29. The programmable array microscope of claim 28,

the control means (40) is adapted to control the second light source and to generate a lossy excited state around a conjugate position of the object.

30. Programmable Array Microscope (PAM) with a light source arrangement (10), a spatial light modulator arrangement (20) with a plurality of reflective modulator elements, a programmable array microscope objective, a camera arrangement (30) and a control arrangement (40), wherein the spatial light modulator arrangement (20) is configured such that a first set of modulator elements (21) can be selected for directing excitation light to conjugate positions of an object to be investigated and for directing detection light originating from these positions to the camera arrangement (30) and a second set of modulator elements (22) can be selected for directing detection light from non-conjugate positions of the object to the camera arrangement (30), wherein,

the light source device (10) is arranged for directing excitation light from the light source device (10) to an object to be investigated via a first set of modulator elements (21), wherein the control device (40) is adapted for controlling the spatial light modulator device (20) such that a predetermined sequence of patterns of illumination points is focused to conjugate positions of the object, wherein each illumination point is created by at least one single modulator element defining a current programmable array microscope illumination aperture,

the camera arrangement (30) has conjugate camera channels configured for forming a conjugate image I by collecting detection light from conjugate positions of the object via a first set of modulator elements (21) for each pattern of the programmable array microscope illumination aperture_c，

The camera device (30) has a non-conjugated camera channel configured for illuminating by means of a microscope for a programmable arrayEach pattern of apertures collects detection light from non-conjugate locations of the object via a second set of modulator elements (22) to form a non-conjugate image I_nc，

The control means (40) are adapted to base the conjugate image I_cAnd a non-conjugate image I_ncTo create an optical sectional image of the object,

it is characterized in that the preparation method is characterized in that,

the control means (40) are adapted to register the conjugate images (I) by using the calibration data_c) And non-conjugate images (I)_nc) The calibration data is obtained by a calibration procedure comprising mapping the positions of the modulator elements to camera pixel positions.

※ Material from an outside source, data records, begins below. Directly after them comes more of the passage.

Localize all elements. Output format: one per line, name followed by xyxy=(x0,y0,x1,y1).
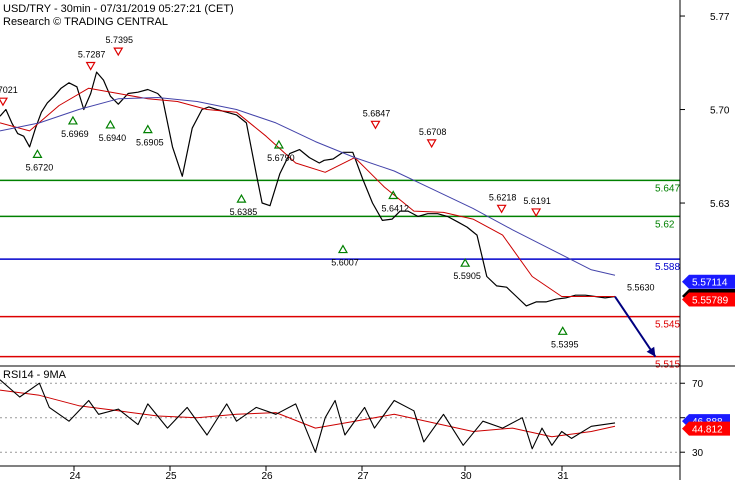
swing-high-label: 5.7287 xyxy=(78,50,106,60)
swing-low-label: 5.6007 xyxy=(331,258,359,268)
rsi-tick-label: 30 xyxy=(692,448,704,459)
annotation-layer: 5.7021 5.6720 5.6969 5.7287 5.7395 5.6940 5.69… xyxy=(0,35,654,349)
swing-low-marker xyxy=(337,244,348,254)
projection-arrow xyxy=(614,295,657,358)
rsi-title: RSI14 - 9MA xyxy=(3,369,67,381)
swing-high-marker xyxy=(113,47,124,57)
swing-low-marker xyxy=(236,193,247,203)
swing-high-marker xyxy=(496,204,507,214)
swing-low-label: 5.6790 xyxy=(267,153,295,163)
level-label: 5.647 xyxy=(655,183,680,194)
swing-high-marker xyxy=(370,120,381,130)
rsi-line xyxy=(0,379,616,453)
series-layer xyxy=(0,71,657,453)
swing-low-label: 5.6385 xyxy=(230,207,258,217)
x-tick-label: 31 xyxy=(557,471,569,480)
swing-high-marker xyxy=(531,208,542,218)
level-label: 5.588 xyxy=(655,262,680,273)
x-tick-label: 27 xyxy=(357,471,369,480)
price-badge xyxy=(682,292,735,307)
swing-low-marker xyxy=(142,124,153,134)
price-tick-label: 5.63 xyxy=(710,199,730,210)
projection-arrowhead xyxy=(646,346,656,357)
swing-low-marker xyxy=(388,190,399,200)
slow-ma-line xyxy=(0,97,616,276)
swing-low-label: 5.6412 xyxy=(381,203,409,213)
swing-low-label: 5.6720 xyxy=(26,162,54,172)
x-tick-label: 24 xyxy=(69,471,81,480)
price-badge-label: 5.57114 xyxy=(692,278,728,289)
swing-low-label: 5.6969 xyxy=(61,129,89,139)
swing-low-marker xyxy=(32,149,43,158)
rsi-badge xyxy=(682,421,730,436)
support-resistance-levels: 5.647 5.62 5.588 5.545 5.515 xyxy=(0,179,680,371)
swing-high-marker xyxy=(0,97,8,107)
swing-high-label: 5.7021 xyxy=(0,85,18,95)
swing-low-marker xyxy=(67,115,78,125)
rsi-ma-line xyxy=(0,389,616,438)
swing-low-marker xyxy=(105,119,116,129)
x-tick-label: 26 xyxy=(261,471,273,480)
swing-low-marker xyxy=(557,326,568,335)
swing-high-label: 5.6191 xyxy=(523,196,551,206)
swing-low-marker xyxy=(460,258,471,267)
fast-ma-line xyxy=(0,87,615,297)
swing-high-label: 5.7395 xyxy=(105,35,133,45)
price-tick-label: 5.77 xyxy=(710,12,730,23)
chart-title: USD/TRY - 30min - 07/31/2019 05:27:21 (C… xyxy=(3,3,234,15)
chart-subtitle: Research © TRADING CENTRAL xyxy=(3,16,168,28)
swing-low-marker xyxy=(273,139,284,149)
rsi-badge-label: 44.812 xyxy=(692,425,723,436)
price-line xyxy=(0,71,616,307)
point-label: 5.5630 xyxy=(627,283,655,293)
price-tick-label: 5.70 xyxy=(710,106,730,117)
swing-high-marker xyxy=(426,139,437,149)
swing-low-label: 5.5395 xyxy=(551,339,579,349)
rsi-tick-label: 70 xyxy=(692,379,704,390)
level-label: 5.545 xyxy=(655,320,680,331)
swing-high-label: 5.6847 xyxy=(363,108,391,118)
level-label: 5.515 xyxy=(655,360,680,371)
swing-low-label: 5.5905 xyxy=(453,271,481,281)
level-label: 5.62 xyxy=(655,219,675,230)
swing-high-marker xyxy=(85,61,96,71)
swing-high-label: 5.6218 xyxy=(489,192,517,202)
x-tick-label: 25 xyxy=(165,471,177,480)
swing-low-label: 5.6940 xyxy=(99,133,127,143)
x-tick-label: 30 xyxy=(460,471,472,480)
price-badge xyxy=(682,274,735,289)
price-badge-label: 5.55789 xyxy=(692,295,729,306)
swing-high-label: 5.6708 xyxy=(419,127,447,137)
swing-low-label: 5.6905 xyxy=(136,138,164,148)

31. A computer readable medium comprising computer executable instructions to control a programmable array microscope to perform the method of any one of claims 1 to 19.

32. A computer program residing on a computer readable medium, the computer program having program code for performing the method of any of claims 1-19.

33. An apparatus comprising a computer readable storage medium containing program instructions for performing the method of any of claims 1-19.